The drive to Sweet Home is a mere 4 hours from Ashland, and we continued on Highway 20 (AKA South Santiam River Highway) about 35 miles to our evening destination, House Rock Campground. The camp host is a disabled vet who was thrilled to share his excitement at landing this primo volunteer position located on a gorgeous bend of the So. Santiam river. We practically had the site to ourselves and gorged on our good fortune. The next morning, rather than breaking camp and scrambling to join the masses blissing in the flowers, we opted instead to explore the area around the campsite and discovered the remnants of the South Santiam Wagon Road that, as recently as 1905, connected Albany with Sisters with 105 miles of good highway. It’s now a terrific hike/bike trail that goes on and on, and the mile or so we walked was remarkable and well worth revisiting.

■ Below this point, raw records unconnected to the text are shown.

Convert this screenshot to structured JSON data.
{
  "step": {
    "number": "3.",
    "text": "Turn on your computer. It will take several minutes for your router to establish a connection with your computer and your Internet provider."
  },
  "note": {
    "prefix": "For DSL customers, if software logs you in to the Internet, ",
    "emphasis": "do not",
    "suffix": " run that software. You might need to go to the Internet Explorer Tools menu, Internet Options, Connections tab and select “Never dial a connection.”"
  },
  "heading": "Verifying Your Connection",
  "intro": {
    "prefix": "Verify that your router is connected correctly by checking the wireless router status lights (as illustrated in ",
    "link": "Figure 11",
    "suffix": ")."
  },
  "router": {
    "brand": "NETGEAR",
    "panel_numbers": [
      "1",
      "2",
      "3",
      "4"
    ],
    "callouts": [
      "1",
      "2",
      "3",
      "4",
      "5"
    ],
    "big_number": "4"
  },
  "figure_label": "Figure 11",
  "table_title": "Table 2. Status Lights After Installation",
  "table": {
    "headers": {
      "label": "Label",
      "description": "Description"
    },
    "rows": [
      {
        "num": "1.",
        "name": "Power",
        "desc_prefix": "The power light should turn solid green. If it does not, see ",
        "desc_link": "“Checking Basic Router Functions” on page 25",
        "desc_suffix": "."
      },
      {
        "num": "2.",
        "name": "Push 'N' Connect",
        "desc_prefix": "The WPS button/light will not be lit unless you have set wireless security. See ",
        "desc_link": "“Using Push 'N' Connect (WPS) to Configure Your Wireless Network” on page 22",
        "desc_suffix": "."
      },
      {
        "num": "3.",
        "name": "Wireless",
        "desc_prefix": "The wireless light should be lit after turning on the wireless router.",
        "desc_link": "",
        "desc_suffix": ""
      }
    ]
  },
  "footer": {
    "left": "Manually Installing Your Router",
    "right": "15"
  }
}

This visit, however, was inspired by the annual wildflower show in the nearby hills, and we weren’t disappointed. Our introduction to Oregon’s botanical wonderland was on Iron Mountain where, after a series of steep switchbacks, we summitted to what was once a lookout and is now an attractive viewing platform. The next day, however, was the bonanza. Alerted to the likelihood of heavy trail traffic at Iron Mtn. due to its proximity to the highway, an alternative was suggested that had us hike the 9 mile round trip to Browder Ridge, a couple miles to the south. This area is far less visited, a bit more challenging, and considerably more interesting—alternating meadows of bracken ferns and dense collections of multicolored flowers. One after the other; mile after mile. Truly breathtaking, and certainly worthy of additional exploration.
Our return via Highway 126 along the McKenzie River was lovely, and Sooney spent the better part of an hour poring over our maps trying to figure how to return to this area entirely on forest roads. It’s certainly doable, and far more interesting than the the I-5 corridor. Oregon offers so much diversity, and it’s amazing how enjoyable every adventure has been.